The Parliament constituted itself as a quite powerful European actor against the Council which continues to work behind closed doors, without too much transparency or democratic control. The counter-model of opacity and lack of democratic control and accountability is the Troika. The new Commission President Jean-Claude Juncker promised to abolish this undemocratic body and the EP will hopefully continue to push forcefully for its abolition. There should also be more transparency, control and accountability in other fields, in particular on the new permanent feature of banking rescue which swallowed up the colossal sum of 1.839,5 billion Euro (between 2008 and 2012) or 14.2% of 2012 GDP. The more people in and outside the European Parliament who push in that direction, the better. Steps in this direction would be the first act of a tiny democratic revolution.

The second act would be to move not only the democratic agenda forward, but also the political agenda with a strong social dimension. Many mistakes have been made in recent years, not only the austerity policy, pinning growth to the ground, and fuelling an increase of social inequalities, which were already at the root of the financial crisis. In Europe there are more people unemployed or at risk of poverty than ever before. During the great depression in the United States 15 million people were unemployed, in Europe today there are more than 25 million. Moreover 123 million European citizens are at risk of poverty, about one quarter of the population. The anti crisis policy went in the wrong direction and worsened the situation. Many European banks are still zombies, surviving thanks to subsidies but unable to fulfil their economic functions.

A New Start With Juncker?

From the European Commission, still the old Barroso one for the time being, we hear a quite different sound: It is the Europe 2020 revival band on tour singing the „end of crisis“ song, selling this renewed Lisbon strategy as a post crisis agenda even though it is no more than a cheap surrogate for an ambitious social program. It seems that the Commission has not understood the signs of changing times. Conditions for a break with neoliberal ideology are more and more present. More social progress is desperately needed. For instance on corporate taxation so as to avoid ridiculously low tax rates for big multinationals. Profits have to be taxed where they are created. A new ambitious social program is needed including a push for stronger information and consultation rights as well as board-level participation as part of the European social model. It might be too early to say whether Europe is slowly moving in a good direction, the first medicine might be applied in homeopathic doses.

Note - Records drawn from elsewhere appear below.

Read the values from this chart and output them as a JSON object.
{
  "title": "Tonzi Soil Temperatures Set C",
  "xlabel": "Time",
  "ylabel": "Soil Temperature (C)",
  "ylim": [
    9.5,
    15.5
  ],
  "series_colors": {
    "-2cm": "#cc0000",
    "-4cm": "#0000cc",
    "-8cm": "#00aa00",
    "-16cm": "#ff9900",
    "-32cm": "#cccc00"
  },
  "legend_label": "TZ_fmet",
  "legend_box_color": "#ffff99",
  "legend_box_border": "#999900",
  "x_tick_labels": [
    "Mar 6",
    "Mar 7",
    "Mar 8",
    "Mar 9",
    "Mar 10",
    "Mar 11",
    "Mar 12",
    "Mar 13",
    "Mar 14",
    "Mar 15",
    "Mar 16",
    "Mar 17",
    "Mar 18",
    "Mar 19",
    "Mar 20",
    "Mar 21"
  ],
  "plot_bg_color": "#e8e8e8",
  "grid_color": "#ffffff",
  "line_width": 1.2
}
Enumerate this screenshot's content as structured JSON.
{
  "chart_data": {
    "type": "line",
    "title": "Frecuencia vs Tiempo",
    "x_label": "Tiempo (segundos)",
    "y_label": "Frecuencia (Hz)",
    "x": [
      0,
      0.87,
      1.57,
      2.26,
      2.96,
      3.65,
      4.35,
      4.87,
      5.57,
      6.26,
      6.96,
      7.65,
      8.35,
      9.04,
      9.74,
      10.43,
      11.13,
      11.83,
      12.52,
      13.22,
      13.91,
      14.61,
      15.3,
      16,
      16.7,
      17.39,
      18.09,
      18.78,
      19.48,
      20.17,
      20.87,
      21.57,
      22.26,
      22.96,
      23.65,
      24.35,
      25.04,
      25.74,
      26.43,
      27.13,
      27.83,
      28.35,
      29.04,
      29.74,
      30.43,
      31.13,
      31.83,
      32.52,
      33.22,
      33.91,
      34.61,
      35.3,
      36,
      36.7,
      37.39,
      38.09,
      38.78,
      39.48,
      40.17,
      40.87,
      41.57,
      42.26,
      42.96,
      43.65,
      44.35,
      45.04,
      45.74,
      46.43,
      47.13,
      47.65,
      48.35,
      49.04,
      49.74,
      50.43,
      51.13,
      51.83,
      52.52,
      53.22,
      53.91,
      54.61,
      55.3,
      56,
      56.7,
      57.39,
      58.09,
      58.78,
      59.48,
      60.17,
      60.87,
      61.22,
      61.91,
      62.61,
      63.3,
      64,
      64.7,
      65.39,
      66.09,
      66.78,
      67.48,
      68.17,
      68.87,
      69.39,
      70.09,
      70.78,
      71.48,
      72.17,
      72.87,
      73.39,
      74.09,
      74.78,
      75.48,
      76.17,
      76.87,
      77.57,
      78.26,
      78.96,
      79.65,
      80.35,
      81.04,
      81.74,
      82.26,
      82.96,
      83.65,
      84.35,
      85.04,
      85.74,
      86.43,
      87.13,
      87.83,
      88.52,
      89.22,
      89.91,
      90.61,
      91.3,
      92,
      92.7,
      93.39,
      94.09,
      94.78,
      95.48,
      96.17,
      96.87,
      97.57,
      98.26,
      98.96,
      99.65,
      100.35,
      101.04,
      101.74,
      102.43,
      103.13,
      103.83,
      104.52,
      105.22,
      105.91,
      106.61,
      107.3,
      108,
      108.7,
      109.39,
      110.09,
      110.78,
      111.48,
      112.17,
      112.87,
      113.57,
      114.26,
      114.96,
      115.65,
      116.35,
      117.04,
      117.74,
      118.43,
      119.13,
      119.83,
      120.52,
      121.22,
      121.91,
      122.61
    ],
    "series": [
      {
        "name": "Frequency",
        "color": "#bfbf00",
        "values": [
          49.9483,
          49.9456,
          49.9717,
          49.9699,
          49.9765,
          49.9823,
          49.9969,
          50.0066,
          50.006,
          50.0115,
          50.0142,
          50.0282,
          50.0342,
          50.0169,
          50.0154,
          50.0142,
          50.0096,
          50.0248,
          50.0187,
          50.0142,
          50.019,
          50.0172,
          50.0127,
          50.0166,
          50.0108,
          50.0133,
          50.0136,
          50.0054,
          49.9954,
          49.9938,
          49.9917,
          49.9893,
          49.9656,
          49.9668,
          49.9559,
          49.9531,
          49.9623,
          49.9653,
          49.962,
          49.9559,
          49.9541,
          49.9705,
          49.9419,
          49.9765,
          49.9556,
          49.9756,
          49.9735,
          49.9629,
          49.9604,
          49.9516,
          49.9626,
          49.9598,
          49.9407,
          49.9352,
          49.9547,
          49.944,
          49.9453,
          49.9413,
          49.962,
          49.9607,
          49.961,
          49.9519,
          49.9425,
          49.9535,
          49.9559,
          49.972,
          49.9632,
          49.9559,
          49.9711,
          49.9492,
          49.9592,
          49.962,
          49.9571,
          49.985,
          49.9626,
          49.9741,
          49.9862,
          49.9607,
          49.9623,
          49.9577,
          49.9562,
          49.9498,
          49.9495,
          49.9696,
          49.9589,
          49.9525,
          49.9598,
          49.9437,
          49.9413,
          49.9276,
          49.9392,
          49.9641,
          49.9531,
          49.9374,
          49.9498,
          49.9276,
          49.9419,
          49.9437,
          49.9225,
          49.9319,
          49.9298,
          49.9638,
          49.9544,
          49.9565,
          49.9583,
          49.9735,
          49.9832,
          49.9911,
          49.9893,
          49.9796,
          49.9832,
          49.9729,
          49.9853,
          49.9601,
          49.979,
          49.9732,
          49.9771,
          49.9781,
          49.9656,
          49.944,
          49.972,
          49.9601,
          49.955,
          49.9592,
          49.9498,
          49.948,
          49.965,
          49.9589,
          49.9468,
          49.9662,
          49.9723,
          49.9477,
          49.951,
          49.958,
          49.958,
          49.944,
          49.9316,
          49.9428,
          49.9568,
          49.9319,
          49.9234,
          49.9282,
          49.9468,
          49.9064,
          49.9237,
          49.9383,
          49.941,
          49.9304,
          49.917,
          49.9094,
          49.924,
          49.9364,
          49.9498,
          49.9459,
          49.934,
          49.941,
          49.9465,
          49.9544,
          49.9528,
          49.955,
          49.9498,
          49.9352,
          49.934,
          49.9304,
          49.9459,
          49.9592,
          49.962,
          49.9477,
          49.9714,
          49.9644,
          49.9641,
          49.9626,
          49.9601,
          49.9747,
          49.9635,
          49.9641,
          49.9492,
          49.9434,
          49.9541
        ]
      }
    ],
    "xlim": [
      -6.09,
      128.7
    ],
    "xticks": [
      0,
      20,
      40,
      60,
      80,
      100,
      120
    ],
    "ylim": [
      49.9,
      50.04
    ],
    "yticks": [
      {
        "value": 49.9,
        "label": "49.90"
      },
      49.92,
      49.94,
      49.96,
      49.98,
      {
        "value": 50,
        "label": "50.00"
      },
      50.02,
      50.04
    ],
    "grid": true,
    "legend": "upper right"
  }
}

However, there are encouraging signs. The EP succeeded in stopping the downward trend of the participation rate from 63% in 1979 to 43% in 2009. In 2014 it moved slightly up to 43.1%. Another positive sign: the European Council couldn’t prevent the shift of power towards the EP. With Juncker, the Commission has a leader who might bring it back on track after a decade of power shifting towards the Council and an incremental loss of initiative of the Commission itself. The debate around the book “Capital in the 21st Century” by Thomas Piketty shows that the phenomenal increase of social inequalities is no longer tolerated. It might be too early to say that the wind has turned, but at least Europe’s move in the wrong direction has been brought to an end.

Wolfgang Kowalsky

Wolfgang Kowalsky is a policy adviser working in the trade union movement in Brussels.